36 Details Statement
This work takes as its focus the image Sept.16. Modane from the series Log Book, which was exhibited and published in Berlin in 2020. It is inspired in large part by the military intelligence imagery I found at the National Archives in Kew, London, during my research. Modane is a town in the French Alps bordering Italy which was the target of a British RAF Bomber Command raid on 16th September 1943.
Additionally the differences between contemplating a subject up close and from distance, particularly within the context of conflict, led me to consider one of my own images in this way. This also coincided with a growing interest in abstraction and minimalism.
36 DETAILS | Sept.16. Modane is the result of the coming together of these different influences. You can find it here.
Oder-Neisse Statement
This work was inspired by an interest in my German grandfather's family which originated from Stettin, now the Polish city of Szczecin. It changed hands at the end of the Second World War and is the largest town on what became know as the Oder-Neisse line. This was the name given by the Allies to the post war Polish-German border which is formed by the Oder river in the north and the Neisse to the south. These borders have shifted many times over the centuries as different parts of Poland were annexed by Russia, Prussia, the Austro-Hungarian empire and lattery Germany.Â
Initially a series of wanderings the work became influenced by the writing of Joseph Conrad and in particular his 1899 novel, "Heart of Darkness", which relates the story of a journey up the river Congo and deals with themes of imperialism, occupation and appropriation. Conrad was an ethnic Pole who was born at a time when Poland did not even exist on the map of Europe. He emigrated to England and worked for several years as a merchant sailor before writing one of the most celebrated works of literature in the English language.

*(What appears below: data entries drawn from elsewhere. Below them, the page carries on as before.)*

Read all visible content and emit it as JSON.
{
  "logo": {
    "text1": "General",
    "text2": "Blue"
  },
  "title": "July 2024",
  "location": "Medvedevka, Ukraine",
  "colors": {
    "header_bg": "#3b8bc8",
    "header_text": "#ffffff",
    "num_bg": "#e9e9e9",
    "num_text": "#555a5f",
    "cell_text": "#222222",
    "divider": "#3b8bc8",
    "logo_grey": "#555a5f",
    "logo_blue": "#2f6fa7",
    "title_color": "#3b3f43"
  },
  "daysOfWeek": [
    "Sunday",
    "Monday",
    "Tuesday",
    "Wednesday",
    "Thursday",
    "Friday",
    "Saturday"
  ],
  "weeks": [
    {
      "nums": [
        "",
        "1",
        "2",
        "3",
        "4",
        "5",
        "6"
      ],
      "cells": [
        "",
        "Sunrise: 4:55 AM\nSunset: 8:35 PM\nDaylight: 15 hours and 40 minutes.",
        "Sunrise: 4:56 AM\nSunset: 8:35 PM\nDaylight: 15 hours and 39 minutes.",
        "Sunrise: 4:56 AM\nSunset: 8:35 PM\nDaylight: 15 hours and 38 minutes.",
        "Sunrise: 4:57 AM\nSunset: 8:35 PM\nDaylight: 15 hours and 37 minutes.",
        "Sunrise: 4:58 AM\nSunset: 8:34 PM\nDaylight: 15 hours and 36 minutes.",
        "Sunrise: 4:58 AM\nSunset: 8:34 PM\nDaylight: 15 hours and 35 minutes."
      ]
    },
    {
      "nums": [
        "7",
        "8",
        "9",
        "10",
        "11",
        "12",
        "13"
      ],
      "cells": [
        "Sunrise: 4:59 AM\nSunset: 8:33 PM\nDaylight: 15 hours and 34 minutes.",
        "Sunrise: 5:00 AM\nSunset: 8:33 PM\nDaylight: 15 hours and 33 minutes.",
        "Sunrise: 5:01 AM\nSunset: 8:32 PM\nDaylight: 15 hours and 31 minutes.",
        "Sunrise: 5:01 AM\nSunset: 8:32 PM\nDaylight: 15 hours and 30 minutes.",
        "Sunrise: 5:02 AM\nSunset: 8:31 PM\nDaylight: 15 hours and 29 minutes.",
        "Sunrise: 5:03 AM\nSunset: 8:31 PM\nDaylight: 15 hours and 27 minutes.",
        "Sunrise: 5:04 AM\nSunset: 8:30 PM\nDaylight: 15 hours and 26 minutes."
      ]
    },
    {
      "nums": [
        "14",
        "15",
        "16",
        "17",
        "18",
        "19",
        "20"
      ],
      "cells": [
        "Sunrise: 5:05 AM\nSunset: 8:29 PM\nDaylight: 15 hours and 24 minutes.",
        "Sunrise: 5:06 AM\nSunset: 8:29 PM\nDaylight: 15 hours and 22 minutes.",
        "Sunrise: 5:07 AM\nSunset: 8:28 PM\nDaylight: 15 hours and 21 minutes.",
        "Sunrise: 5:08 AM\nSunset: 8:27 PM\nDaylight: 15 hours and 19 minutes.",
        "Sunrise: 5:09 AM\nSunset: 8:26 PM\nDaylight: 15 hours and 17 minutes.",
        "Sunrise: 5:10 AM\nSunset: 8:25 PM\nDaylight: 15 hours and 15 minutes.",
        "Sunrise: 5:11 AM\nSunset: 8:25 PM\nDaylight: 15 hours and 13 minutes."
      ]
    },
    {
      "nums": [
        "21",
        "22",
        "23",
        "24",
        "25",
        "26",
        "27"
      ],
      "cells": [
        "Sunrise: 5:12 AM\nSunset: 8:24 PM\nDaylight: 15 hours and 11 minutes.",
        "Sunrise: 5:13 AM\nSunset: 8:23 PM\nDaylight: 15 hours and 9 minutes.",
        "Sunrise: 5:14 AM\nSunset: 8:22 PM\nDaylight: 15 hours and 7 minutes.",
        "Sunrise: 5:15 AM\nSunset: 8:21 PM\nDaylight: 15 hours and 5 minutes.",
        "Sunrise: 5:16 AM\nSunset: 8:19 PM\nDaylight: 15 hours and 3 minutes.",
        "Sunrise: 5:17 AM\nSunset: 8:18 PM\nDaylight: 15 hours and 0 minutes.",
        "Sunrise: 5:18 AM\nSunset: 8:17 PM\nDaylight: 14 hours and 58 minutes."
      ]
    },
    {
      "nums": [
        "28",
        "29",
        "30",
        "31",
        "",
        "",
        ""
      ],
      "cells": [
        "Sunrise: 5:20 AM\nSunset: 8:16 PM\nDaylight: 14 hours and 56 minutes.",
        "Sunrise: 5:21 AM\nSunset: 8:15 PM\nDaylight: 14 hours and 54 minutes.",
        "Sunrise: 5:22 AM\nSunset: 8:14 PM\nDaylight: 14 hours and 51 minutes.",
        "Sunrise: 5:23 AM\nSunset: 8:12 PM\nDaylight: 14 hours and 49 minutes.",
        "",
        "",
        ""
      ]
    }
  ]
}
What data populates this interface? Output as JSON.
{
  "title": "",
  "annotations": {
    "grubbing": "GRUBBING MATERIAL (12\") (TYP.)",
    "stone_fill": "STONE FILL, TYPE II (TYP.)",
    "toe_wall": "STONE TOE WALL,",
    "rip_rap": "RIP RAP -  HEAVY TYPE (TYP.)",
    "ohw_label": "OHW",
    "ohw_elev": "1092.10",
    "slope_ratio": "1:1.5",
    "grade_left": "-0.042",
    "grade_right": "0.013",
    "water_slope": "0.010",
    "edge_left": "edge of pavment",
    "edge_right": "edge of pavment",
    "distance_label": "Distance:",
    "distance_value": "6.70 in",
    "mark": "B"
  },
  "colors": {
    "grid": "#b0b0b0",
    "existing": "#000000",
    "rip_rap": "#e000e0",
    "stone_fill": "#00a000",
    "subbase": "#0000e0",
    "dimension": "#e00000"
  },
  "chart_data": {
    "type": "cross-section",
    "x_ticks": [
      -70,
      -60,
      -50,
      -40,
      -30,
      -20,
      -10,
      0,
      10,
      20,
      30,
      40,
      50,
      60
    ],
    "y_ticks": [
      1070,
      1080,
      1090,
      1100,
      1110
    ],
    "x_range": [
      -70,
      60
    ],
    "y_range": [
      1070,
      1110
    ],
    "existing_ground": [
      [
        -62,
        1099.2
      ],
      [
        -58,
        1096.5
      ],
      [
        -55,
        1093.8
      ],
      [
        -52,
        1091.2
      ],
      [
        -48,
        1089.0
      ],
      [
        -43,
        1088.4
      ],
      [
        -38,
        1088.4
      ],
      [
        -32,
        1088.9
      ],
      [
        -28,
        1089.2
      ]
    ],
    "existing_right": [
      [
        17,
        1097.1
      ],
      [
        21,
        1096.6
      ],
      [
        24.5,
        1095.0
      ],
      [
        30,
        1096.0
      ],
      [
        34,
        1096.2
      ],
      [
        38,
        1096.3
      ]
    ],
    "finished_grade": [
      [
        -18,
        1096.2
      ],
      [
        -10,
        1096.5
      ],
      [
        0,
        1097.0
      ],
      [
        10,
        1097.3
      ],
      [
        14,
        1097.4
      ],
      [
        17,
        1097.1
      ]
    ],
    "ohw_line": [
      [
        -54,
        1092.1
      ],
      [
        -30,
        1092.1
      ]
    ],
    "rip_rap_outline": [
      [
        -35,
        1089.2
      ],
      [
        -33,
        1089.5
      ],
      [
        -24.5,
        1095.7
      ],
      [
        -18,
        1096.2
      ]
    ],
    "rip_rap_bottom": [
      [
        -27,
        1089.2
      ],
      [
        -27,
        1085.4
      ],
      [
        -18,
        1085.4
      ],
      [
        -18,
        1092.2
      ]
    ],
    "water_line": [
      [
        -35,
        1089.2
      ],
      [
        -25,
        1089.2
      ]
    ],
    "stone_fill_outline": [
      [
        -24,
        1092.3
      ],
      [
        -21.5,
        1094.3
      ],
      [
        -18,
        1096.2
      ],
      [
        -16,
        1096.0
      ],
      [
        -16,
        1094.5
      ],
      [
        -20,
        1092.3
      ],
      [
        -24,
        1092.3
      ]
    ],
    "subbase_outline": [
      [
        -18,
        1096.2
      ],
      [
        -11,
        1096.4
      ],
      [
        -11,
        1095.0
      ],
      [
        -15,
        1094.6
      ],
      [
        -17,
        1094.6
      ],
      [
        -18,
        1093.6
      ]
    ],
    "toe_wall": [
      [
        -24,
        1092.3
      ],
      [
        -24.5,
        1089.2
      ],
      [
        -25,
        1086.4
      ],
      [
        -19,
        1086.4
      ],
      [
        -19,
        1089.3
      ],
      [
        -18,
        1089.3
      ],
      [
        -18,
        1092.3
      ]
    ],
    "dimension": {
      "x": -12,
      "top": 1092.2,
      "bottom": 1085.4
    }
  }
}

Conrad's personal history and the themes of his writing were unexpectedly relevant to the region I was photographing. This became a key influence on my work. I began photographing in 2014, the year in which Russia annexed Crimea from Ukraine, and only later did I become fully aware of how history was repeating itself in the region. That conflict continues over a decade later.Â
"Oder-Neisse" was first published as a book in 2016 and exhibited at the Galerie im Tempelhof Museum, Berlin, in 2018.
Szálló Statement
Szálló means hostel or accommodation in Hungarian. The series was inspired by the serious social changes which were affecting Hungary during the nineties after the end of communist rule. Photographed at the Práter Utca and Bánya Utca shelters and various other locations in Budapest, Hungary, over six months in 1997, it was made possible with the help of the Menhely AlapÃtvány (Shelter Foundation). It is a series mainly of portraits with some interiors and exteriors for context, showing a group of people living rough or in sheltered accommodation at the time. There were then some 9,000 homeless in the city. Current estimates suggest the same today.
Log Book Statement
Whilst visiting the Polish city of Szczecin in early 2014 for a piece of work I was doing at the time, I wondered whether my father had flown there during the Second World War, as it was then the German city of Stettin. Between April 1943 and January 1944 he was an RAF Pathfinder pilot in Bomber Command, flying forty-eight sorties over Germany, Italy and France and a further two which were aborted for technical reasons. These flights are listed in his wartime pilot’s log book which I remembered from my childhood. On looking at it again, I saw that Stettin was the last of the entries from that period. I subsequently decided to visit all the cities to which he had flown, beginning in the spring of 2017. I continued throughout 2018, finishing in Szczecin in January 2019, aiming to make my pictures as close to the original date as possible. The intention was simply to go where my father had been, and to reflect on his experiences and on that period of European history.
Although I did extensive research at the National Archives in Kew, London, as well as through general reading, I used the material only as background information to aid my understanding and inform my choices. All the photographs were taken at night, as that is when the original flights were made. It quickly became clear to me that I should allow the particular experience of being in those places, alone and at night, to determine the nature of the work, and not try to document events or create some kind of survey. Certain images imagine the elevated perspective of the pilot, whilst others show the pedestrian's view, some even looking skyward. The resulting work is a response to being in those spaces at that time, and reflecting on a personal and common history.
I later found an image of Nürnberg from 1943 which was made by my father’s aircraft and the only aerial photograph he kept from his time in the RAF, and decided to close the work with it.
Log Book was first exhibited in the Haus am Kleistpark, Berlin in May 2020. A limited edition artist book was published in July 2020. You can find it here.
In memory of my father, Maurice R. Chick, his crew, and all those involved in and affected by the air war over Europe between 1939 and 1945.
Mike Chick.
Berlin, March 2020 (revised July 2022).